I have tried a few ways, but I am not getting very far, and seeing as I've never attempted a UDF before I though maybe best get some guidance! Below are some of the ways I've tried:

histplot <- function(x) {
  p1 <- qplot(battambang$x, geom = "histogram")
  p2 <- qplot(banteay_meanchey$x, geom = "histogram")
  p3 <- qplot(kampong_speu$x, geom = "histogram")

 q <- plot_grid(p1,p2,p3)
 print(q)
}
histplot(x = tot_pop)

and

histplot <- function(prov,varx){

 t <- dat_master %>% 
       filter(Province==prov) %>% 
       select(varx)
 plotx <- qplot(t$varx, geom="histogram")
print(plotx)
}

histplot(prov = "Battambang", varx = "tot_pop")

and

histplot1 <- function(x){
  nm <- levels(dat_master$Province)
  for (i in seq_along(nm)){
    print(ggplot(x, aes_string(x = nm[i])) + geom_histogram())
  }
}
histplot1(x=battambang)

The method above is using the new dataframes created when subsetting by Province. E.g. in histplot1(x=battambang) - battambang is a dataframe.

Unfortunately none of those ways are working.
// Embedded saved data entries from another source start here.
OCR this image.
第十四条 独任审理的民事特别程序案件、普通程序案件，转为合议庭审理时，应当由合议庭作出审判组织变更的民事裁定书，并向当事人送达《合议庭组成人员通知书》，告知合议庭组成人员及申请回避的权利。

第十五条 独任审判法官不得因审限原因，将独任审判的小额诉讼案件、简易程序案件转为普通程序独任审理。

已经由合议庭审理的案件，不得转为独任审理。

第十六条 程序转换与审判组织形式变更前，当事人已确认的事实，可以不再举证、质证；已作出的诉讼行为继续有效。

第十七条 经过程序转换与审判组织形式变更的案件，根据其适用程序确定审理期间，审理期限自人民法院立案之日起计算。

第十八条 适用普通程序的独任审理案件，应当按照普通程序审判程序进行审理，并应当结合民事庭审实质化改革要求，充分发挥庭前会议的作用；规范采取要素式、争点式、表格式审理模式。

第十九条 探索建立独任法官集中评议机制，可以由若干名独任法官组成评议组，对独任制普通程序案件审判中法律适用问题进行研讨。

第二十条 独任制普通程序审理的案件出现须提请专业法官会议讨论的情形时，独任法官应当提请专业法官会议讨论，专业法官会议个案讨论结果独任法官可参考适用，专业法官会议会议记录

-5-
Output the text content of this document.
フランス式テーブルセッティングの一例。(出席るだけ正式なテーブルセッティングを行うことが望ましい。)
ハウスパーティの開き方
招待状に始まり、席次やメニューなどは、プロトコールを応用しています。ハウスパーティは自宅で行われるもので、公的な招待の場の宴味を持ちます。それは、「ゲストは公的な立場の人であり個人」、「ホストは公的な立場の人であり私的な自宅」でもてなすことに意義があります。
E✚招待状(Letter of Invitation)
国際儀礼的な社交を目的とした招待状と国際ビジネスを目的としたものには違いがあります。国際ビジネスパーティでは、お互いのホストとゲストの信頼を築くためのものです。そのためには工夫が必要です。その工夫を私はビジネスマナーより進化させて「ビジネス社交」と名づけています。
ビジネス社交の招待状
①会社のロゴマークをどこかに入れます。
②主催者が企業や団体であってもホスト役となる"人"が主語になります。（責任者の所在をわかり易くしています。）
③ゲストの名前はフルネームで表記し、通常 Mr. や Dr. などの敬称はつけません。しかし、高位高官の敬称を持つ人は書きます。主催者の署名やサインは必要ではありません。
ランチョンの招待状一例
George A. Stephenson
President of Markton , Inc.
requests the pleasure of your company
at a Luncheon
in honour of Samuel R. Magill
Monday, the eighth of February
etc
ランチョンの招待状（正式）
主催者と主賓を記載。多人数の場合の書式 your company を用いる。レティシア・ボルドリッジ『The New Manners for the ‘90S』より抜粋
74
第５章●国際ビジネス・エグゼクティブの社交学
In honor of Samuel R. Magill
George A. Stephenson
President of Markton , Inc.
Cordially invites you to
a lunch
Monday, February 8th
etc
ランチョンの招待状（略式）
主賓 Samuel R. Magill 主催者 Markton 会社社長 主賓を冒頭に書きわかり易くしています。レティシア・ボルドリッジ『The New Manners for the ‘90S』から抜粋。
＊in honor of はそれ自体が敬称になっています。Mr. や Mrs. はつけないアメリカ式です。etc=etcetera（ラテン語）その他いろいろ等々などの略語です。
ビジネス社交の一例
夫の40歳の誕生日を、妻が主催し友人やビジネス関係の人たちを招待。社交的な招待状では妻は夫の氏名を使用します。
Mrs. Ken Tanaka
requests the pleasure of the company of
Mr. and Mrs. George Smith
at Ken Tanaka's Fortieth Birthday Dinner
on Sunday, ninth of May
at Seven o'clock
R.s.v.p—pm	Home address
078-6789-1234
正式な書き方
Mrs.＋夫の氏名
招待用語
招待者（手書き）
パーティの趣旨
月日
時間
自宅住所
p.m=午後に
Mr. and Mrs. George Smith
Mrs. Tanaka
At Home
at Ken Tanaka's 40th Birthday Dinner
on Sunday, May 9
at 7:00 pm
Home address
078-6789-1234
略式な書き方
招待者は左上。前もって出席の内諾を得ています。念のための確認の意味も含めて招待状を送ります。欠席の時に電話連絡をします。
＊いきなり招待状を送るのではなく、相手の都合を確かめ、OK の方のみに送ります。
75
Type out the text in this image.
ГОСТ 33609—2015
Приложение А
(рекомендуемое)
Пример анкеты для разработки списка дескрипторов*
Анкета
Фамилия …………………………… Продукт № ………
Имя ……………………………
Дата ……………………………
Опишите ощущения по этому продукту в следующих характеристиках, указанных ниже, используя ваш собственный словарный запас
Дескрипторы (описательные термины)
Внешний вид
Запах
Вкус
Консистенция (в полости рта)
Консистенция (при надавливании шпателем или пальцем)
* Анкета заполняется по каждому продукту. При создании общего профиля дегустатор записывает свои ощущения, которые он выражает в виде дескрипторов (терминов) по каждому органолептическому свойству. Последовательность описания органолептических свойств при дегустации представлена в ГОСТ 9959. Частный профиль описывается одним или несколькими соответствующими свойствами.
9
Any ideas would be most appreciated!

anna-deasey commented 5 years ago

@mattnuttall00 duuuuuuuuuude you need ggplot2 and facet_wrap or facet_grid

ggplot(data = dat_master, aes(tot_pop)) + geom_histogram() + facet_wrap(province ~ . )

mattnuttall00 commented 5 years ago

Oh. my. days.

I did try facet_grid right at the start and that didn't do what I needed, but I did not try facet_wrap.

That worked perfectly, just a note though: I got an error when I did facet_wrap(Province ~ .), but facet_wrap(~Province) did exactly what I need.

Thank you Anna!

Now please excuse me while I go and repeatedly bang my head against a wall

anna-deasey commented 5 years ago

boom!! facet_wrap the ass out of that dataset!

mattnuttall00 commented 5 years ago

Not sure whether I should be closing this issue or not. I guess it's worth leaving coding questions open so that other people can easily search for and find them in the future?

bradduthie commented 5 years ago

Probably best to leave open, at least until the number of issues gets to be out of control.